Text Preprocessing and Cleaning
Last updated
Last updated
After uploading content user can choose different tools for chunking, indexing and segmenting the data.
Vord provides an automatic tool for chunking data, but users can also customize it for added convenience.
Indexing is necessary for for accurate data retrieval. There are 2 types of indexing on Vord, and each has their own retrieval method:
High Quality
Economical
In this type the system first leverages an configurable Embedding model (which can be switched) to convert chunk text into numerical vectors. This process facilitates efficient compression and persistent storage of large-scale textual data, while simultaneously enhancing the accuracy of LLM-user interactions.

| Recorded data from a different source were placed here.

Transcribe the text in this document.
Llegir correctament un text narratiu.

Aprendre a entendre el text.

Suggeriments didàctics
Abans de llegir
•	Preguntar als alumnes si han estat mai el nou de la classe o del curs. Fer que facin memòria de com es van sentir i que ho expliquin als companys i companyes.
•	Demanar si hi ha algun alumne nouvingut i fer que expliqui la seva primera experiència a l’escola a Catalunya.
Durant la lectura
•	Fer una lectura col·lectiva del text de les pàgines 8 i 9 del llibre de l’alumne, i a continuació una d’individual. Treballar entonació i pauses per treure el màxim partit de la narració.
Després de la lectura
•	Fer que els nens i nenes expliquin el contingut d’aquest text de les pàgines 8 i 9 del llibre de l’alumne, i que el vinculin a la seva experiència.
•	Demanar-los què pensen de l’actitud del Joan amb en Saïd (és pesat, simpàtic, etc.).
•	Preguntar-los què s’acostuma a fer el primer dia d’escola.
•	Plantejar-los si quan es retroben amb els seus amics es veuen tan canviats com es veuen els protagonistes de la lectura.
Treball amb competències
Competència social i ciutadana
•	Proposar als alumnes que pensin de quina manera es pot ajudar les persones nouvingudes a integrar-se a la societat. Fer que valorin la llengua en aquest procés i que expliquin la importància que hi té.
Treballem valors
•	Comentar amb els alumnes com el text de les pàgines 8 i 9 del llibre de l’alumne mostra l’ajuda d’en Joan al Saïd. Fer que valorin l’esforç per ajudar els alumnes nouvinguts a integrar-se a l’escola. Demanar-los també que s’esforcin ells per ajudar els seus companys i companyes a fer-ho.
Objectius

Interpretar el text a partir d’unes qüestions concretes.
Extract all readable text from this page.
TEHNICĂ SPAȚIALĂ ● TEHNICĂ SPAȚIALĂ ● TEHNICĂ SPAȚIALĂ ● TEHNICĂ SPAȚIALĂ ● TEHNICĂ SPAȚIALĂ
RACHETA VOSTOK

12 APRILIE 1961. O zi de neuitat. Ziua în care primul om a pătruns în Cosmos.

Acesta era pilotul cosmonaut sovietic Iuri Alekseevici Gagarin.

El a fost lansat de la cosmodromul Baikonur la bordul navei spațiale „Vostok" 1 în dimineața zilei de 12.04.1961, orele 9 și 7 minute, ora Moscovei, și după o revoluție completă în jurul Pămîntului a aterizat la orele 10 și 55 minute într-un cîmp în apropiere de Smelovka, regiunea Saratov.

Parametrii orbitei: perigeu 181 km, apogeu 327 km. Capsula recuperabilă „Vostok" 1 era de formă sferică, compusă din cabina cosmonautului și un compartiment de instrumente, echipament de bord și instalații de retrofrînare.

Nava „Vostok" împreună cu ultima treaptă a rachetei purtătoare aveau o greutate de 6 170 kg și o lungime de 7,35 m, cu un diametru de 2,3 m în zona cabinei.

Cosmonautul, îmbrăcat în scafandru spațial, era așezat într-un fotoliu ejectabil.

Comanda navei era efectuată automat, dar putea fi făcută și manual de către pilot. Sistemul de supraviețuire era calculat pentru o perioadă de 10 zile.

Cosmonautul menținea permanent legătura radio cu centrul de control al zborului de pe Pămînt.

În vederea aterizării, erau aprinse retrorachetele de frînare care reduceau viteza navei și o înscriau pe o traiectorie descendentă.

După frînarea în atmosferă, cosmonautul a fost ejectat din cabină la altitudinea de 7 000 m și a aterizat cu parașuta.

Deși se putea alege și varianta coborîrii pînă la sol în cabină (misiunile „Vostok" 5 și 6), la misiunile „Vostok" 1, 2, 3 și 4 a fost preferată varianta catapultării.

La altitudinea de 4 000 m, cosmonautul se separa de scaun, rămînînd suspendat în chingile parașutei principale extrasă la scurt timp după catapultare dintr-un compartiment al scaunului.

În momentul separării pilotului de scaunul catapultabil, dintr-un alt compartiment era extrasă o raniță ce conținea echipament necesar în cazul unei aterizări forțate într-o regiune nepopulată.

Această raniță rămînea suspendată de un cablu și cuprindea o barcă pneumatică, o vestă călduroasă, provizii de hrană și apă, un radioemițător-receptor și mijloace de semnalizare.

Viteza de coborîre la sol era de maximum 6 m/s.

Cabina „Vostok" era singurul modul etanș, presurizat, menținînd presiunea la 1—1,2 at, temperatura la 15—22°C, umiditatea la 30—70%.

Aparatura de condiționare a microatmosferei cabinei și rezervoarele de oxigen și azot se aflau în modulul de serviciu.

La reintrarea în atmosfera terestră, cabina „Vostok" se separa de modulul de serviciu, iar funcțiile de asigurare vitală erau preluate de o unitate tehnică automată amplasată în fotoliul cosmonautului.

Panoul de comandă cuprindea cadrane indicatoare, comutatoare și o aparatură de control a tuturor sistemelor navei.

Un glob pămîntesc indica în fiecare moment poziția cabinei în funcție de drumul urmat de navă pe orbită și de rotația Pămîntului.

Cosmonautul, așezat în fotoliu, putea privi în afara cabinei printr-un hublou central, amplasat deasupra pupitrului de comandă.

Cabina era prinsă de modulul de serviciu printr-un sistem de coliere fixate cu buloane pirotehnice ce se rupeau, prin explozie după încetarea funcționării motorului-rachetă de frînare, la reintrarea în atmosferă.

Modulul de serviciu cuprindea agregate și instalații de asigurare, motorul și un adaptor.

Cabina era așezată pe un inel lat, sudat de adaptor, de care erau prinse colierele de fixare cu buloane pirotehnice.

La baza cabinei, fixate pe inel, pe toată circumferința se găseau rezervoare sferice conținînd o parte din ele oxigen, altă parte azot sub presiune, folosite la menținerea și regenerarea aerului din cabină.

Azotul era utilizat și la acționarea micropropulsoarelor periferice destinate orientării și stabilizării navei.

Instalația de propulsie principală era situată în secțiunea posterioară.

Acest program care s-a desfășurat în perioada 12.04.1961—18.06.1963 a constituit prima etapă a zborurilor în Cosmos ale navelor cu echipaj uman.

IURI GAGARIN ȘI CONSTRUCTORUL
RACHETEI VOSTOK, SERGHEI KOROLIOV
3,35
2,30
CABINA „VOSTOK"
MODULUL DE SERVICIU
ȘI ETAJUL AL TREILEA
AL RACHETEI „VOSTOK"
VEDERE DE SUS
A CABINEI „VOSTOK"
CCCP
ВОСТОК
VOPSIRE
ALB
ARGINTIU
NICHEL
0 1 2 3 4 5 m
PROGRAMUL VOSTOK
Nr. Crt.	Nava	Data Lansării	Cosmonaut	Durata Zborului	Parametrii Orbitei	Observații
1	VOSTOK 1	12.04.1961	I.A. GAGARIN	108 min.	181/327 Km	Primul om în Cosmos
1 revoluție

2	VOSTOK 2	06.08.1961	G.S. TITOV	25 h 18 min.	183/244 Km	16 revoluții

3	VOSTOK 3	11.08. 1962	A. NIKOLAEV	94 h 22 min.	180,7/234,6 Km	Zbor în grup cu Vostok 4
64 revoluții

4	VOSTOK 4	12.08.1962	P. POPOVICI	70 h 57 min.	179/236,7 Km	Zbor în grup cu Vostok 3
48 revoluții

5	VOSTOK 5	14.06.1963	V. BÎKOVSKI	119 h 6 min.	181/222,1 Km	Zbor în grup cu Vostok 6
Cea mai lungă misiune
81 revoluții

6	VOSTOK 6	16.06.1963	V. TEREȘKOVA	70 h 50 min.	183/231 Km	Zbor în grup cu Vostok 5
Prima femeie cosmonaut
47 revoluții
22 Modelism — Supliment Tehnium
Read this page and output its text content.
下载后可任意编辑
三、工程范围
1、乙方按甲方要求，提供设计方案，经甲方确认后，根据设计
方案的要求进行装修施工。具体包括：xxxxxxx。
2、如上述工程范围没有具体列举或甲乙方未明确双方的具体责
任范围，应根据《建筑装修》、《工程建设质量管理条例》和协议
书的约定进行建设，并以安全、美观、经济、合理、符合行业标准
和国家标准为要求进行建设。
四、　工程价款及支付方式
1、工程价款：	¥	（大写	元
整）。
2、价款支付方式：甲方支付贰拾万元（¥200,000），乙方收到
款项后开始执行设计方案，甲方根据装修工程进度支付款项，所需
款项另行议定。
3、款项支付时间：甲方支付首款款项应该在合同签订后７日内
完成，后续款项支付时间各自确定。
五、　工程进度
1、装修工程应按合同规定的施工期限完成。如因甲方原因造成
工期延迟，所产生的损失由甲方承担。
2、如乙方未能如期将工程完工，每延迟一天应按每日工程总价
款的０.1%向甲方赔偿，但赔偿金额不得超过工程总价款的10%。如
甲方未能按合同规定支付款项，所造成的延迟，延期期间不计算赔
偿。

This mode allow users to choose from 3 different types of retrieval methods:
Vector Search: The system vectorizes the user's input query to generate a query vector. It then computes the distance between this query vector and the text vectors in the knowledge base to identify the most semantically proximate text chunks.
Full-Text Search: Indexing all terms in the document, allowing users to query any terms and return text fragments containing those terms.
Hybrid: This process performs both full-text search and vector search simultaneously, incorporating a reordering step to select the best results that match the user's query from both types of search outcomes.
Economical mode employs an offline vector engine and keyword indexing, which reduces accuracy but eliminates additional token consumption and associated costs. The indexing method is limited to inverted indexing.
This parameter filters the text chucks that are most similar to the user's question. The system dynamically adjusts the number of snippets based on the context window size of the selected model. The default value is 3, meaning a higher value results in more text segments being retrieved. The system will also dynamically adjust the value of Top K, according to max_tokens of the selected model.